11 Akrabatene fu attaccata in precedenza da un altro leader zelota giudaico, Eleazar figlio di Dinai, che vendicò alcuni Galilei uccisi in Samaria dai Samaritani mentre erano diretti a Gerusalemme per una festività religiosa. Il procuratore Marco Antonio Felice riuscì nel 54 a catturare Eleazar e la sua banda, mandandoli in catene a Roma. Il primo procuratore della Giudea romana, Cuspio Fado (44-46), dovette dimettersi, poiché aveva sottovalutato il problema. Eliminò comunque il ribelle Teuda nel 46, citato negli Atti degli apostoli con una cronologia errata. Il suo successore Tiberio Alessandro (46-48) eliminò Giacomo e Simone, figli di Giuda il Galileo.

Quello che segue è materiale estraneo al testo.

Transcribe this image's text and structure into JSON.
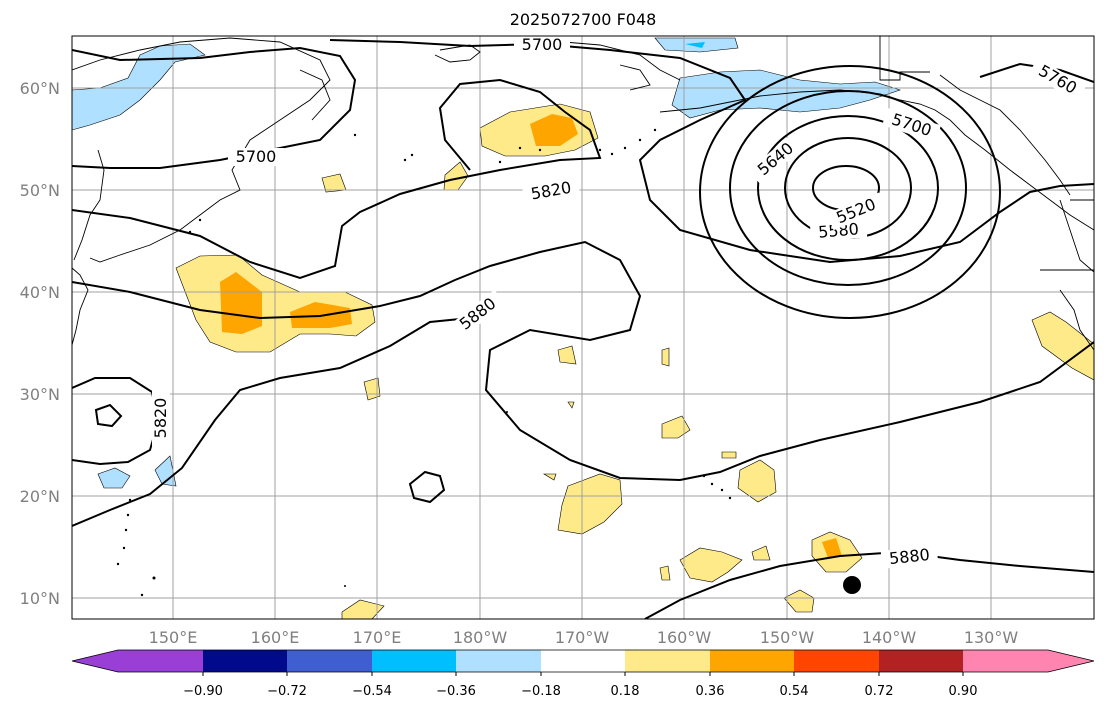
{
  "title": "2025072700 F048",
  "map": {
    "lat_ticks": [
      "10°N",
      "20°N",
      "30°N",
      "40°N",
      "50°N",
      "60°N"
    ],
    "lon_ticks": [
      "150°E",
      "160°E",
      "170°E",
      "180°W",
      "170°W",
      "160°W",
      "150°W",
      "140°W",
      "130°W"
    ],
    "contour_labels": [
      "5700",
      "5700",
      "5820",
      "5880",
      "5700",
      "5640",
      "5580",
      "5520",
      "5760",
      "5820",
      "5880"
    ],
    "marker": "storm-center"
  },
  "colorbar": {
    "tick_labels": [
      "−0.90",
      "−0.72",
      "−0.54",
      "−0.36",
      "−0.18",
      "0.18",
      "0.36",
      "0.54",
      "0.72",
      "0.90"
    ],
    "colors": [
      "#9a3fd6",
      "#000a8a",
      "#3f5fd0",
      "#00bfff",
      "#b0e0ff",
      "#ffffff",
      "#ffea8a",
      "#ffa500",
      "#ff4500",
      "#b22222",
      "#ff85b0"
    ]
  }
}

12 Fu colui che ordinò la lapidazione di Giacomo fratello di Gesù (detto il Giusto). Siccome aveva convocato il Sinedrio senza il permesso del procuratore romano Albino, in quel momento assente, il re Erode Agrippa II decise di deporlo e di sostituirlo con un altro sommo sacerdote, Jesus figlio di Damneo.
13 Di sicuro gli ebioniti (detti anche nazorei, nazarei, nazareni) possono essere considerati l’ultimo resto della comunità giudeo-cristiana che a Gerusalemme era guidata da Giacomo il Giusto. Rifiutavano la teologia paolina e, come testo base del loro cristianesimo, si riferivano al vangelo di Matteo. Quando Ireneo di Lione, in Contro gli eretici, dice che non avevano una conoscenza esatta del Cristo, intende appunto dire che non erano abbastanza “ellenici”. Il fatto che nell’Apocalisse di Pietro prendano le difese di quest’ultimo contro Paolo non vuol dire che la loro teologia fosse “petrina”, poiché già questa non era esattamente in linea con quella di Giacomo il Giusto.
14 Sotto Marco Aurelio la tassazione condurrà di nuovo gli Egiziani a una rivolta (139), la cui dura repressione causerà l’inizio del declino economico dell’Egitto.